Женщина выпрямилась, упершись ладонями в бока.
— Вон там. — Она мотнула головой в сторону башни из красного кирпича, разделенной на пять этажей круглыми окнами. Прядь волос сорвалась со лба и брызнула на лицо женщины. Получилась вуаль, из-под которой глядели усталые карие глаза.
Второв вспомнил про письмо, которое ждало его дома, и заторопился.
"Нагородили черт знает что… Перила черные, ступени желтые. Лифт, конечно, не догадались сделать…"
Он попал в узкий, изогнутый коридор.
"Стены белые, как в больнице… И пахнет, как в больнице: йодом, карболкой и хозяйственным мылом", — отметил он.
На третьем этаже за стеклянной дверью Второв увидел людей, сидевших в удобных пластмассовых креслах. Кто-то стоял у доски. Вероятно, рассказывал. По стенам было развешано множество графиков. Второв всмотрелся в листы ватмана.

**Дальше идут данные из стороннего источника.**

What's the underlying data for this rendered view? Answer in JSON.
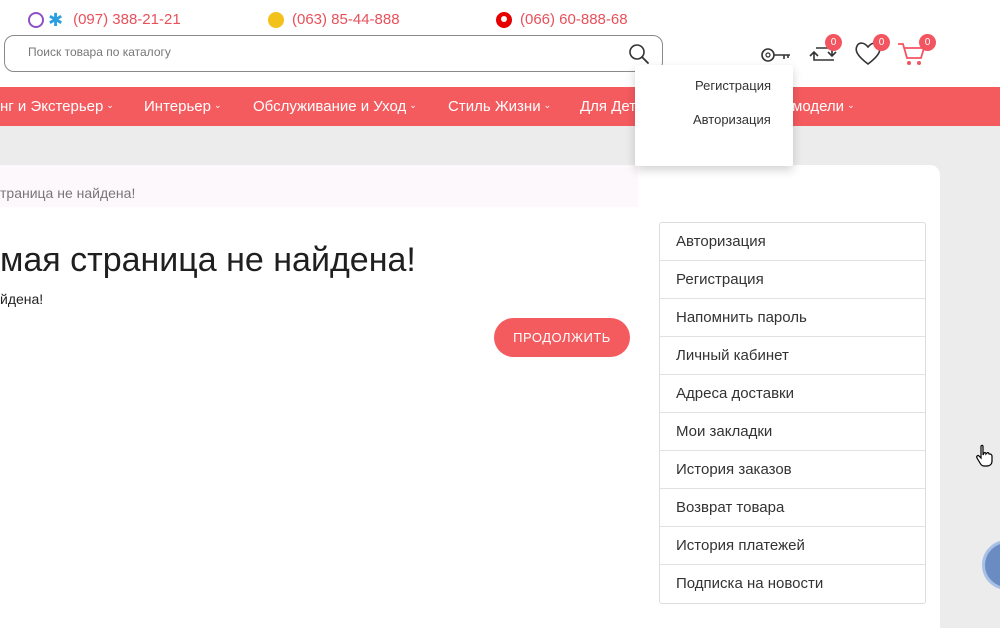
{
  "header": {
    "phones": [
      {
        "number": "(097) 388-21-21",
        "icon": "viber-kyivstar-icon"
      },
      {
        "number": "(063) 85-44-888",
        "icon": "lifecell-icon"
      },
      {
        "number": "(066) 60-888-68",
        "icon": "vodafone-icon"
      }
    ],
    "search": {
      "placeholder": "Поиск товара по каталогу"
    },
    "compare_count": "0",
    "wishlist_count": "0",
    "cart_count": "0"
  },
  "account_dropdown": {
    "items": [
      "Регистрация",
      "Авторизация"
    ]
  },
  "nav": {
    "items": [
      "нг и Экстерьер",
      "Интерьер",
      "Обслуживание и Уход",
      "Стиль Жизни",
      "Для Дет",
      "модели"
    ],
    "chevron": "⌄"
  },
  "breadcrumb": "траница не найдена!",
  "page_title": "мая страница не найдена!",
  "page_text": "йдена!",
  "continue_button": "ПРОДОЛЖИТЬ",
  "account_menu": [
    "Авторизация",
    "Регистрация",
    "Напомнить пароль",
    "Личный кабинет",
    "Адреса доставки",
    "Мои закладки",
    "История заказов",
    "Возврат товара",
    "История платежей",
    "Подписка на новости"
  ],
  "colors": {
    "accent": "#f45b5f",
    "phone_text": "#e8505b"
  }
}
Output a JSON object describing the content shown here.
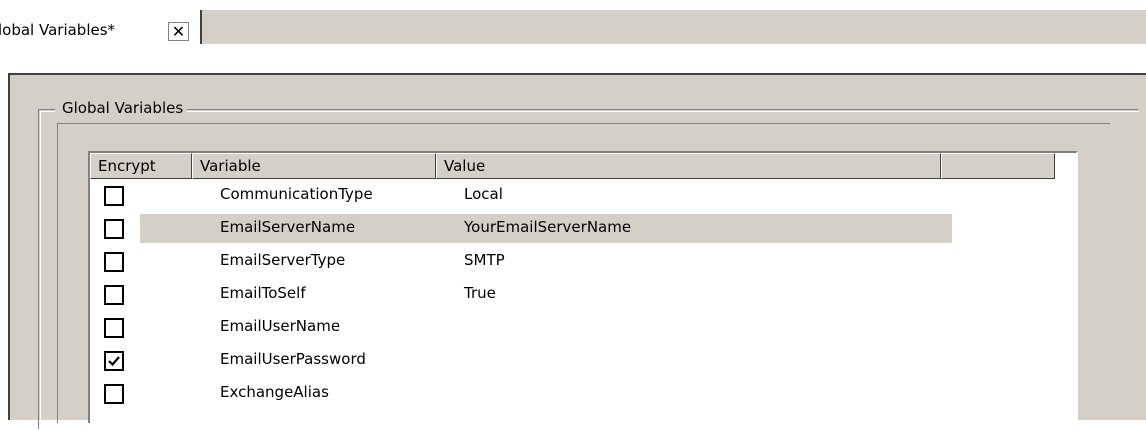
{
  "tab": {
    "title": "lobal Variables*",
    "close_glyph": "✕"
  },
  "groupbox": {
    "title": "Global Variables"
  },
  "table": {
    "columns": [
      "Encrypt",
      "Variable",
      "Value",
      ""
    ],
    "rows": [
      {
        "encrypt": false,
        "variable": "CommunicationType",
        "value": "Local",
        "highlighted": false
      },
      {
        "encrypt": false,
        "variable": "EmailServerName",
        "value": "YourEmailServerName",
        "highlighted": true
      },
      {
        "encrypt": false,
        "variable": "EmailServerType",
        "value": "SMTP",
        "highlighted": false
      },
      {
        "encrypt": false,
        "variable": "EmailToSelf",
        "value": "True",
        "highlighted": false
      },
      {
        "encrypt": false,
        "variable": "EmailUserName",
        "value": "",
        "highlighted": false
      },
      {
        "encrypt": true,
        "variable": "EmailUserPassword",
        "value": "",
        "highlighted": false
      },
      {
        "encrypt": false,
        "variable": "ExchangeAlias",
        "value": "",
        "highlighted": false
      }
    ]
  },
  "colors": {
    "face": "#d4d0c8",
    "shadow": "#808080",
    "dark_shadow": "#404040",
    "highlight": "#ffffff"
  },
  "icons": {
    "close": "close-icon",
    "checkbox_checked": "checkmark-icon"
  }
}
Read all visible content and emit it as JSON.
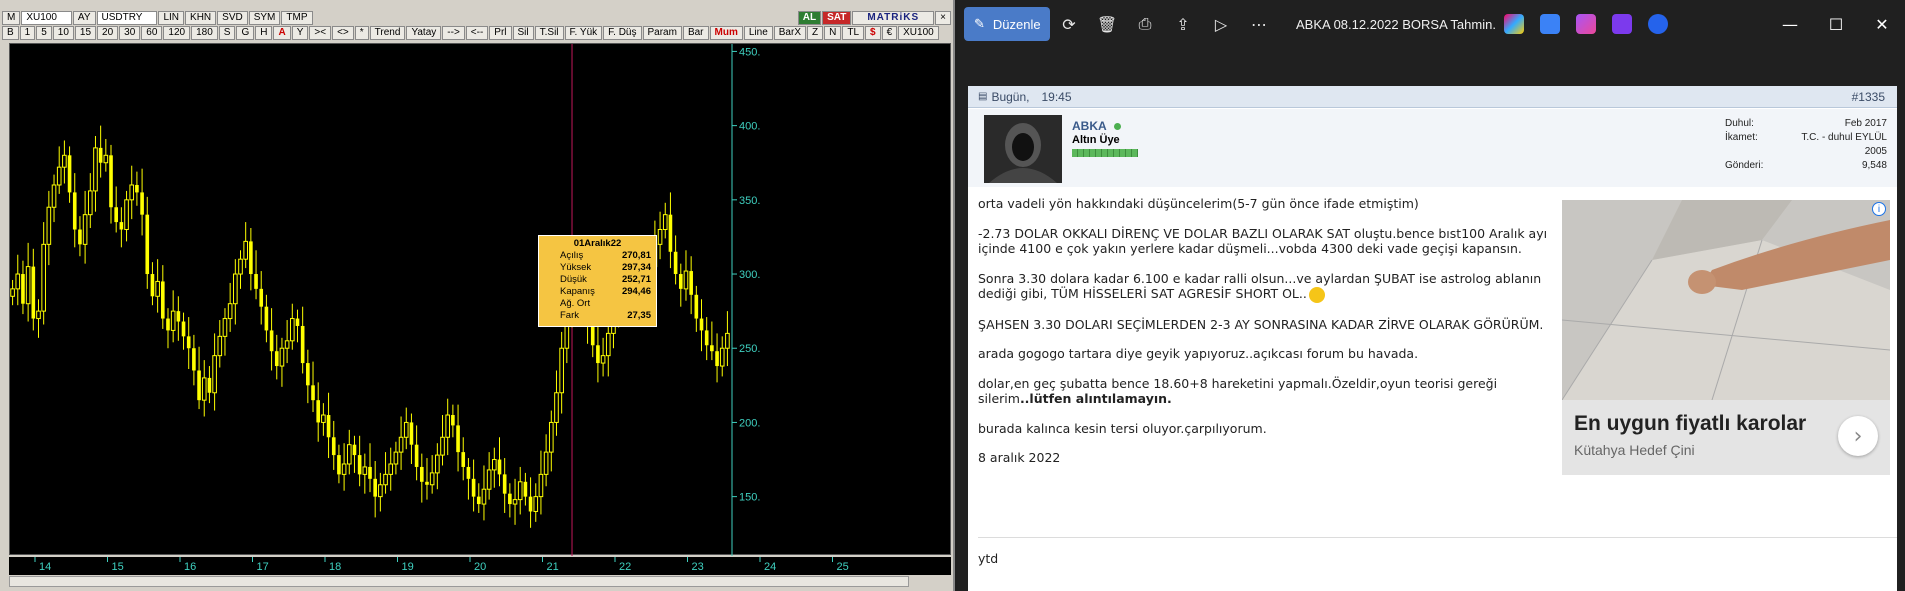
{
  "trading": {
    "toolbar1": [
      "M",
      "XU100",
      "AY",
      "USDTRY",
      "LIN",
      "KHN",
      "SVD",
      "SYM",
      "TMP",
      "AL",
      "SAT",
      "MATRiKS"
    ],
    "toolbar2": [
      "B",
      "1",
      "5",
      "10",
      "15",
      "20",
      "30",
      "60",
      "120",
      "180",
      "S",
      "G",
      "H",
      "A",
      "Y",
      "><",
      "<>",
      "*",
      "Trend",
      "Yatay",
      "-->",
      "<--",
      "Prl",
      "Sil",
      "T.Sil",
      "F. Yük",
      "F. Düş",
      "Param",
      "Bar",
      "Mum",
      "Line",
      "BarX",
      "Z",
      "N",
      "TL",
      "$",
      "€",
      "XU100"
    ],
    "tooltip": {
      "title": "01Aralık22",
      "rows": [
        {
          "k": "Açılış",
          "v": "270,81"
        },
        {
          "k": "Yüksek",
          "v": "297,34"
        },
        {
          "k": "Düşük",
          "v": "252,71"
        },
        {
          "k": "Kapanış",
          "v": "294,46"
        },
        {
          "k": "Ağ. Ort",
          "v": ""
        },
        {
          "k": "Fark",
          "v": "27,35"
        }
      ]
    },
    "colors": {
      "candle": "#ffff00",
      "axis": "#3fd0c0",
      "cursor": "#c2185b"
    }
  },
  "chart_data": {
    "type": "candlestick",
    "y_ticks": [
      "450.",
      "400.",
      "350.",
      "300.",
      "250.",
      "200.",
      "150."
    ],
    "y_tick_values": [
      450,
      400,
      350,
      300,
      250,
      200,
      150
    ],
    "ylim": [
      110,
      455
    ],
    "x_ticks": [
      "14",
      "15",
      "16",
      "17",
      "18",
      "19",
      "20",
      "21",
      "22",
      "23",
      "24",
      "25"
    ],
    "closes": [
      290,
      300,
      280,
      305,
      270,
      275,
      320,
      345,
      360,
      372,
      380,
      355,
      330,
      320,
      340,
      356,
      385,
      375,
      380,
      345,
      335,
      330,
      350,
      360,
      355,
      340,
      300,
      285,
      295,
      270,
      262,
      275,
      268,
      258,
      250,
      235,
      215,
      230,
      220,
      245,
      258,
      270,
      280,
      300,
      310,
      322,
      300,
      290,
      278,
      262,
      248,
      238,
      250,
      255,
      270,
      265,
      240,
      225,
      215,
      200,
      205,
      190,
      178,
      165,
      172,
      185,
      178,
      165,
      170,
      162,
      150,
      158,
      165,
      172,
      180,
      190,
      200,
      185,
      170,
      160,
      158,
      166,
      178,
      190,
      205,
      198,
      180,
      170,
      162,
      150,
      145,
      155,
      168,
      175,
      165,
      152,
      145,
      148,
      160,
      150,
      140,
      150,
      165,
      180,
      200,
      220,
      250,
      270,
      294,
      300,
      280,
      265,
      252,
      240,
      245,
      260,
      270,
      285,
      300,
      305,
      290,
      282,
      295,
      305,
      320,
      330,
      340,
      315,
      300,
      290,
      302,
      286,
      270,
      262,
      252,
      248,
      238,
      250,
      260
    ],
    "highlight_index": 108
  },
  "browser": {
    "edit_label": "Düzenle",
    "window_title": "ABKA 08.12.2022 BORSA Tahmin...",
    "post": {
      "date": "Bugün,",
      "time": "19:45",
      "number": "#1335",
      "user": "ABKA",
      "user_title": "Altın Üye",
      "stats": [
        {
          "k": "Duhul:",
          "v": "Feb 2017"
        },
        {
          "k": "İkamet:",
          "v": "T.C. - duhul EYLÜL 2005"
        },
        {
          "k": "Gönderi:",
          "v": "9,548"
        }
      ],
      "paragraphs": [
        "orta vadeli yön hakkındaki düşüncelerim(5-7 gün önce ifade etmiştim)",
        "-2.73 DOLAR OKKALI DİRENÇ VE DOLAR BAZLI OLARAK SAT oluştu.bence bıst100 Aralık ayı içinde 4100 e çok yakın yerlere kadar düşmeli...vobda 4300 deki vade geçişi kapansın.",
        "Sonra 3.30 dolara kadar 6.100 e kadar ralli olsun...ve aylardan ŞUBAT ise astrolog ablanın dediği gibi, TÜM HİSSELERİ SAT AGRESİF SHORT OL..",
        "ŞAHSEN 3.30 DOLARI SEÇİMLERDEN 2-3 AY SONRASINA KADAR ZİRVE OLARAK GÖRÜRÜM.",
        "arada gogogo tartara diye geyik yapıyoruz..açıkcası forum bu havada."
      ],
      "p6_text": "dolar,en geç şubatta bence 18.60+8 hareketini yapmalı.Özeldir,oyun teorisi gereği silerim",
      "p6_bold": "..lütfen alıntılamayın.",
      "p7": "burada kalınca kesin tersi oluyor.çarpılıyorum.",
      "p8": "8 aralık 2022",
      "next": "ytd"
    },
    "ad": {
      "title": "En uygun fiyatlı karolar",
      "sub": "Kütahya Hedef Çini"
    }
  }
}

"Усредненная формула миозина и разветвленная схема генетического кода". Прочел название: "К вопросу о механизме обмена в мышечной клетке".
"Интересно! Значит, покойный академик и метаболизмом занимался. Очень интересно".

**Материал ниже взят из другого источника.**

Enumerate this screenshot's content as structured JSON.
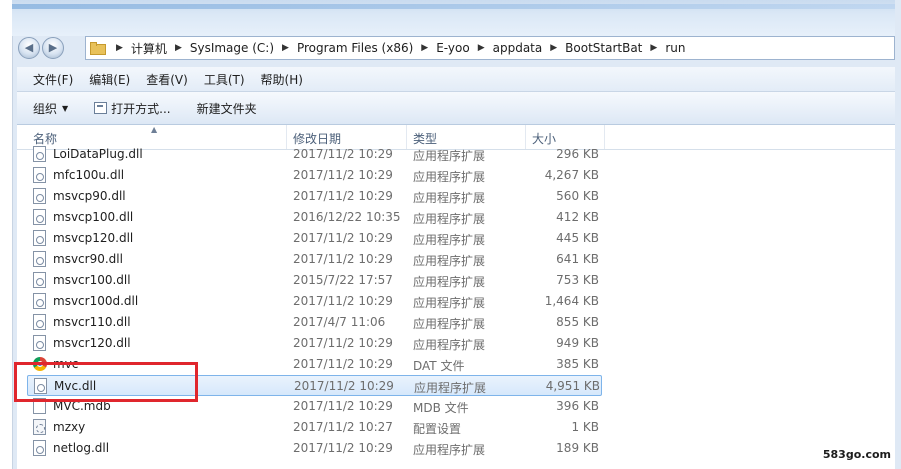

Второв хотел было войти, но раздумал:
"Пусть их сидят семинарничают. Сначала с лабораторией нужно в общем познакомиться…"

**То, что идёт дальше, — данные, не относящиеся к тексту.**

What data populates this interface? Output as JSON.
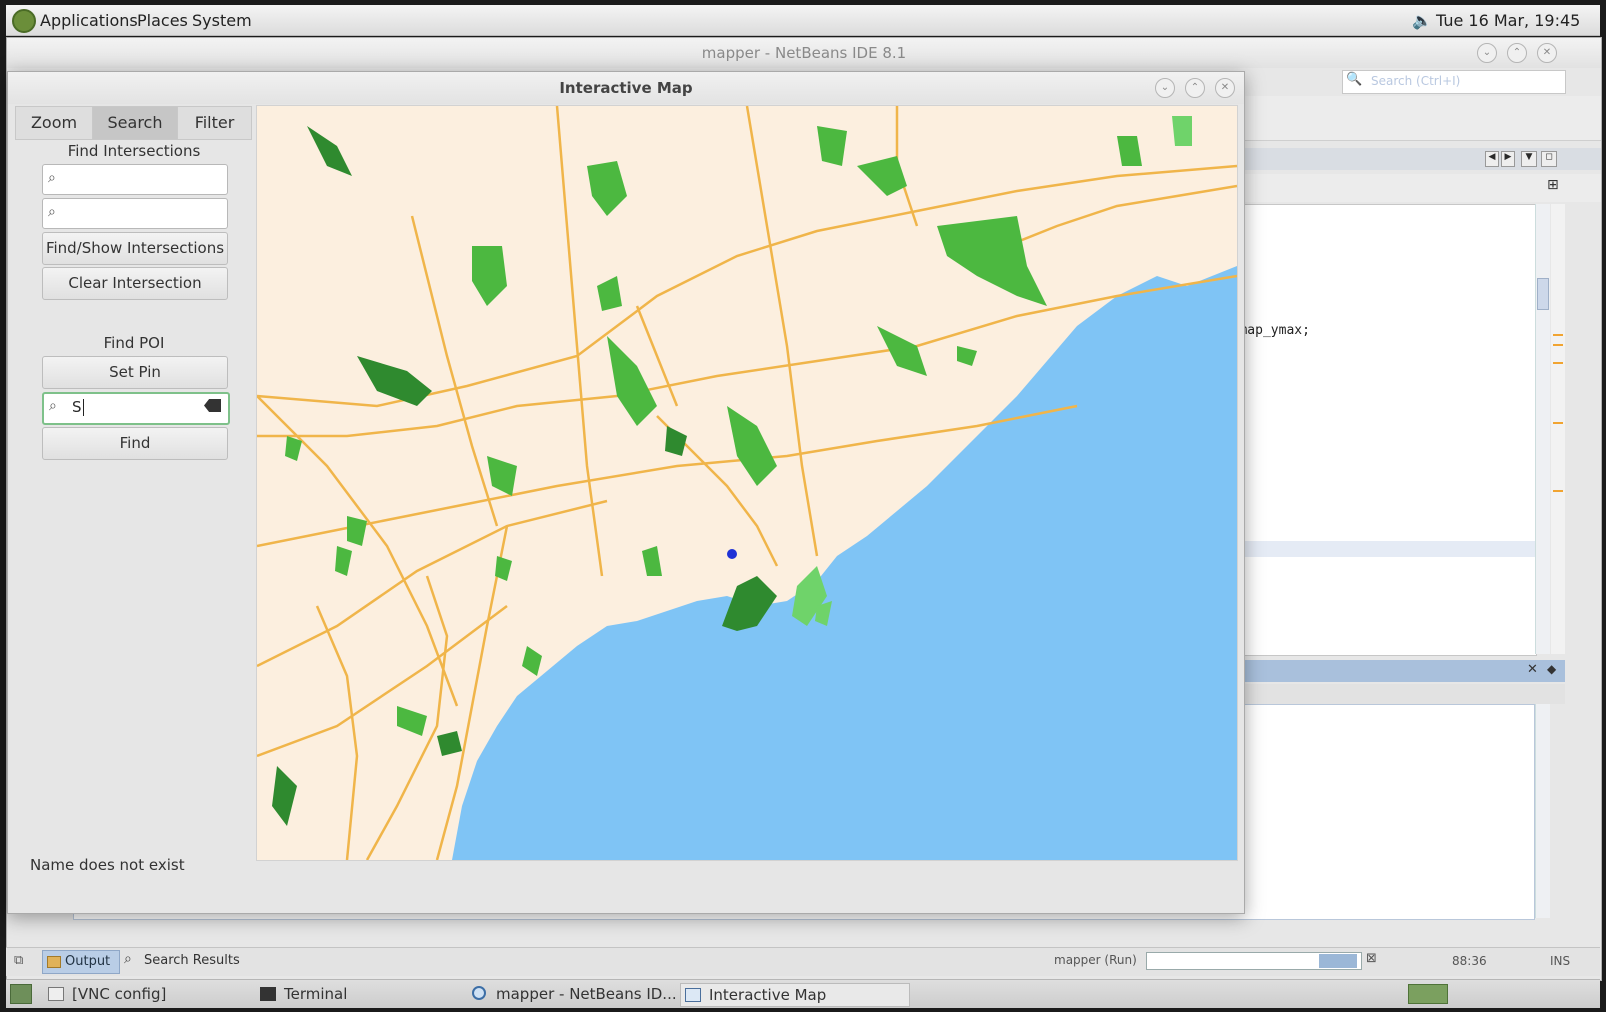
{
  "top_panel": {
    "menus": [
      "Applications",
      "Places",
      "System"
    ],
    "clock": "Tue 16 Mar, 19:45"
  },
  "ide": {
    "title": "mapper - NetBeans IDE 8.1",
    "search_placeholder": "Search (Ctrl+I)",
    "code_fragment": "n, map_ymax;",
    "status": {
      "output_tab": "Output",
      "search_results_tab": "Search Results",
      "run_label": "mapper (Run)",
      "position": "88:36",
      "mode": "INS"
    }
  },
  "dialog": {
    "title": "Interactive Map",
    "tabs": [
      {
        "label": "Zoom",
        "active": false
      },
      {
        "label": "Search",
        "active": true
      },
      {
        "label": "Filter",
        "active": false
      }
    ],
    "find_intersections": {
      "heading": "Find Intersections",
      "street1": "",
      "street2": "",
      "find_button": "Find/Show Intersections",
      "clear_button": "Clear Intersection"
    },
    "find_poi": {
      "heading": "Find POI",
      "set_pin_button": "Set Pin",
      "query": "S",
      "find_button": "Find"
    },
    "status_message": "Name does not exist"
  },
  "map": {
    "land_color": "#fcefdf",
    "water_color": "#7fc4f5",
    "road_color": "#f0b54a",
    "park_colors": [
      "#4cb840",
      "#2f8a2f",
      "#6fd36a"
    ],
    "pin_color": "#1f32d6"
  },
  "taskbar": {
    "items": [
      "[VNC config]",
      "Terminal",
      "mapper - NetBeans ID...",
      "Interactive Map"
    ]
  }
}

На четвертом этаже он отыскал кабинет Кузовкина. Около двери была прикреплена табличка с надписью: "Аполлинарий Аристархович Кузовкин". И все. Звание и заслуги не указаны, они общеизвестны. Только дата рождения и смерти. "Жаль! Все же он еще многое мог сделать, шестьдесят три для ученого-экспериментатора — это не рубеж", — вздохнул Второв.
Со смешанным чувством смущения и непонятного раздражения он нажал ручку двери. То ли движение его было слишком резким, то ли дверь была слабо закрыта, но случилось непредвиденное. Раздался щелчок, дверь распахнулась, и Второв влетел в комнату. Двое мужчин, стоявших возле письменного стола с мензурками в руках, на миг застыли в изумлении. На развернутой газете лежала крупно нарезанная колбаса, ломти белого и черного хлеба, коробка бычков в томате. Здесь же приютилась узкогорлая колбочка с остатками прозрачной жидкости. Пахло табаком.
— Здравствуйте! — смущенно сказал Второв.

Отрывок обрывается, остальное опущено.